Accounting, recounting settler colonialism: Rania Kamla, ‘The scream and accounting scholarship: the genocide in Palestine’, Critical Perspectives on Accounting, 103, 2026, #102858

07May26

Abstract: The essay is a provocation from a Palestinian academic of critical accounting, calling on the field to break its silence on Israel’s genocide in Gaza and the on-going settler-colonial project in Palestine. It frames the act of Palestinians documenting their own annihilation as a form of a “scream”. This “Palestinian scream” is both a product of settler-colonialism and an instrument of remembrance, resistance and decolonisation. While critical accounting scholarship has examined accounting’s historical complicity in war, colonialism, and genocide, such work has largely taken a historical perspective.
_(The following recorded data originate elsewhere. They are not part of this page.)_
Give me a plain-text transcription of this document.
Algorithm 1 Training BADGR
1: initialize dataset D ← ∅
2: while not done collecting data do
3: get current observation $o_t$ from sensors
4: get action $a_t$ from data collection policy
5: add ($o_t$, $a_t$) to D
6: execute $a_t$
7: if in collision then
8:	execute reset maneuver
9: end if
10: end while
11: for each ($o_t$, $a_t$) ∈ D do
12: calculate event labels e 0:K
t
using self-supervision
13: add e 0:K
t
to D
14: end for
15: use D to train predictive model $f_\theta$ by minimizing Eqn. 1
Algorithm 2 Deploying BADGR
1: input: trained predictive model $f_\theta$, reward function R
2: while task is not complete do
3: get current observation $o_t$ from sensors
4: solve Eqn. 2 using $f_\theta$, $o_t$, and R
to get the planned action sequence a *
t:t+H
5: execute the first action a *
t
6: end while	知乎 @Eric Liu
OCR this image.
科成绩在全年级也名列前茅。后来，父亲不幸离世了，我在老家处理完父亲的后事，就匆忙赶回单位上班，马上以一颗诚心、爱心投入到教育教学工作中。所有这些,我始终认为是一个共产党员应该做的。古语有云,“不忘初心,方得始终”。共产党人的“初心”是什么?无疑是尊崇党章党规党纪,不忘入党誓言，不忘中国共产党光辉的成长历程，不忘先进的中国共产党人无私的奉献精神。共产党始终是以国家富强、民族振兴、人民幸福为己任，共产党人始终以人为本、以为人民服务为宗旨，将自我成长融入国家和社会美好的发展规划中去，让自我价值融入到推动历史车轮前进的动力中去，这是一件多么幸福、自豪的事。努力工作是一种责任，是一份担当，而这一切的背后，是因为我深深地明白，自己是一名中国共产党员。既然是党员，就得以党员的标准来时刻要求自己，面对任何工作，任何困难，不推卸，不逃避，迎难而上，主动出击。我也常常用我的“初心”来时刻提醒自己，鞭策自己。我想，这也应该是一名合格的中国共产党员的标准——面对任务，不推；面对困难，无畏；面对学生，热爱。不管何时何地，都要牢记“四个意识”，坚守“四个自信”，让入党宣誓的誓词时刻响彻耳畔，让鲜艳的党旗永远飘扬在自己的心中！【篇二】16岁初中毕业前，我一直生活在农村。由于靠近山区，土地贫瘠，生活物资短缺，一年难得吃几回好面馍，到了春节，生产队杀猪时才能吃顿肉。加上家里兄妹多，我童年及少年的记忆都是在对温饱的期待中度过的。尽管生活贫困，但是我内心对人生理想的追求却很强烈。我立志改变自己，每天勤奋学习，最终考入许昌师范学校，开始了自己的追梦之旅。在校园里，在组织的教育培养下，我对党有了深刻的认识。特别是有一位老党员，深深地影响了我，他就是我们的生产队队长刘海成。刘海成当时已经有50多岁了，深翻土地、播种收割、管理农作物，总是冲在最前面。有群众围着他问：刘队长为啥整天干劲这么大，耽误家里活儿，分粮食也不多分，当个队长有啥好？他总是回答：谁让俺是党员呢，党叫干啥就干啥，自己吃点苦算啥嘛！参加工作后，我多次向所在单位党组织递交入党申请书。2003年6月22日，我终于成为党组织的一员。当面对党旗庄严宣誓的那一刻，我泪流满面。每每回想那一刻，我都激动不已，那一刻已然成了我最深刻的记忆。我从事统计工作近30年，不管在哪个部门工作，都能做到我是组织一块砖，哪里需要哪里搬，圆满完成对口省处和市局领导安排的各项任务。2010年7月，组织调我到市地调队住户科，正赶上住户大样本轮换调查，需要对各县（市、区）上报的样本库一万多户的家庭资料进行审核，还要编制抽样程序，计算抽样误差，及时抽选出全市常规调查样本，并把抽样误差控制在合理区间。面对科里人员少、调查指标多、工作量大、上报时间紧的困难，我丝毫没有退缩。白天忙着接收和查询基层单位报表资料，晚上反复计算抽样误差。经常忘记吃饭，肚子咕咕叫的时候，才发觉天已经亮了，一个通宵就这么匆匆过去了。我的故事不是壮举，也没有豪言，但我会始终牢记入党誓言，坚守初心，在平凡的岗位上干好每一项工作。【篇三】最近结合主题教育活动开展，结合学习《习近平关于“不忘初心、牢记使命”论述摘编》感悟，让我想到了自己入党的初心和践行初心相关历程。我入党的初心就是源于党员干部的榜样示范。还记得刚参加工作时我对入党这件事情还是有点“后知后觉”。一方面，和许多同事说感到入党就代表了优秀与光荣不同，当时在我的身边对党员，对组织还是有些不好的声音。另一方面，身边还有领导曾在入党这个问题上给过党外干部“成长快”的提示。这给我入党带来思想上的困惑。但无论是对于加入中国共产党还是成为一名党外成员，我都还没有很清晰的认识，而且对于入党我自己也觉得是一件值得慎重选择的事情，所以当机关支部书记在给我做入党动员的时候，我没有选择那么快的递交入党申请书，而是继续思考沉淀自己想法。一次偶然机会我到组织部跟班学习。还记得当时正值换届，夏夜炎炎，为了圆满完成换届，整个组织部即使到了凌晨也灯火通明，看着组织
Confronted with a live-streamed genocide, combined with significant efforts to censor speech on Palestine, I argue that critical accounting academics now face urgent tasks and duty: to engage with the Palestinian scream without dehumanising the Palestinians as helpless victims, but instead showcase their agency and resistance, and by contributing to political and scholarly efforts for decolonisation, achieving justice and accountability. The essay, therefore, poses questions around how can critical accounting scholarship, as a form of speech, respond to screams of suffering, extend their power, resonate with them and amplify them within the specific context of settler-colonialism?